Internal Competivation

Turning people against each other in a competitive environment really triggers motivation and creativity. If you need proof for this, as well as inspiration, I recommend viewing “The Hunger Games”.

But don’t forget the fear-factor. Even when you sublimely introduce competition between the members of a team make sure that you often remind them that you expect them to work as a team, to take responsibility as a team and to feel “empowered”. Keep them confused and afraid of failure!

Here are some examples of Internal Competivation:

  • Award the person who wrote the highest number of post-its during a retrospective brainstorming. What’s written on the post-its are irrelevant.  A simple reward, such as an ice-cream with you, their Scrum Master, should be enough to make it clear that you value productivity – not deep thoughts.
  • Spontaneously give away free movie tickets at the end of the daily stand-ups to the person who moved the most tasks to a new column.
  • Secretly write down the number of times each person leaves their desk to do something else than coding. By the end of every day simply proclaim the winner without explanation. When they have figured it out, the lesson is learned and it’s time to switch to another competition.
  • Cleanest code – Install a spyware that counts the number of compilation errors and warnings.
  • If the daily stand-up exceeds 15 minutes – blow a whistle and punish the person currently talking.
  • Scared and confused looks during a week.
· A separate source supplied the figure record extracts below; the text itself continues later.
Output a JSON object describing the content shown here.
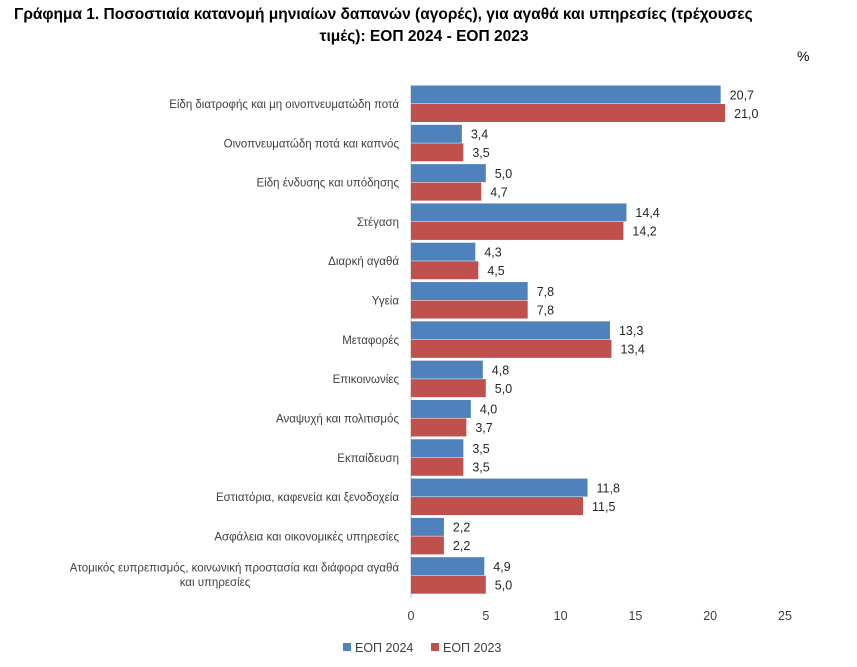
{
  "title_line1": "Γράφημα 1. Ποσοστιαία κατανομή μηνιαίων δαπανών (αγορές), για αγαθά και υπηρεσίες (τρέχουσες",
  "title_line2": "τιμές): ΕΟΠ 2024 - ΕΟΠ 2023",
  "unit": "%",
  "chart_data": {
    "type": "bar",
    "orientation": "horizontal",
    "title": "Γράφημα 1. Ποσοστιαία κατανομή μηνιαίων δαπανών (αγορές), για αγαθά και υπηρεσίες (τρέχουσες τιμές): ΕΟΠ 2024 - ΕΟΠ 2023",
    "categories": [
      [
        "Είδη διατροφής και μη οινοπνευματώδη ποτά"
      ],
      [
        "Οινοπνευματώδη ποτά και καπνός"
      ],
      [
        "Είδη ένδυσης και υπόδησης"
      ],
      [
        "Στέγαση"
      ],
      [
        "Διαρκή αγαθά"
      ],
      [
        "Υγεία"
      ],
      [
        "Μεταφορές"
      ],
      [
        "Επικοινωνίες"
      ],
      [
        "Αναψυχή και πολιτισμός"
      ],
      [
        "Εκπαίδευση"
      ],
      [
        "Εστιατόρια, καφενεία και ξενοδοχεία"
      ],
      [
        "Ασφάλεια και  οικονομικές υπηρεσίες"
      ],
      [
        "Ατομικός ευπρεπισμός, κοινωνική προστασία και διάφορα αγαθά",
        "και υπηρεσίες"
      ]
    ],
    "series": [
      {
        "name": "ΕΟΠ 2024",
        "color": "#4f81bd",
        "values": [
          20.7,
          3.4,
          5.0,
          14.4,
          4.3,
          7.8,
          13.3,
          4.8,
          4.0,
          3.5,
          11.8,
          2.2,
          4.9
        ],
        "labels": [
          "20,7",
          "3,4",
          "5,0",
          "14,4",
          "4,3",
          "7,8",
          "13,3",
          "4,8",
          "4,0",
          "3,5",
          "11,8",
          "2,2",
          "4,9"
        ]
      },
      {
        "name": "ΕΟΠ 2023",
        "color": "#c0504d",
        "values": [
          21.0,
          3.5,
          4.7,
          14.2,
          4.5,
          7.8,
          13.4,
          5.0,
          3.7,
          3.5,
          11.5,
          2.2,
          5.0
        ],
        "labels": [
          "21,0",
          "3,5",
          "4,7",
          "14,2",
          "4,5",
          "7,8",
          "13,4",
          "5,0",
          "3,7",
          "3,5",
          "11,5",
          "2,2",
          "5,0"
        ]
      }
    ],
    "xlim": [
      0,
      25
    ],
    "xticks": [
      0,
      5,
      10,
      15,
      20,
      25
    ],
    "xlabel": "",
    "ylabel": "",
    "grid": false,
    "legend": "bottom"
  }
}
Don’t explain the scoring just award that person with a personal toilet – Just for the fun of it 🙂

Make sure to do the above irregularly. You don’t want the team to figure out in advance what’s going on. You want them on edge; you need them on their toes doing their best in order for you to look good. The final blow that raises you to all controlling God status is when you step in as and say: “why don’t we just cooperate!”.

5 responses on “Competivation – Motivation through competition

  1. Thanks Evil coach! I knew we had many ways to evolve as a company.

    I was struggling to come up with more cost savings for our Excellence 2000 plan, now I know: make it a competition!

    /CEO

  2. Now THIS is advice I can get behind!

    I’ll present this to my ruler… er I mean Manager, first thing tomorrow.

    FOUR MORE YEARS!!

  3. As usual, this are great advices. I’m becoming a better coach and person each time I read from you.

    Thanks so much

  4. Yes, it`s really great if you are one of Pavlov`s fans. Blow whistle? Am I a dog or something? It is not coaching it`s taming,

  5. I love them all, Evil Coach. But instead of a whistle I’m going to use my blamethrower.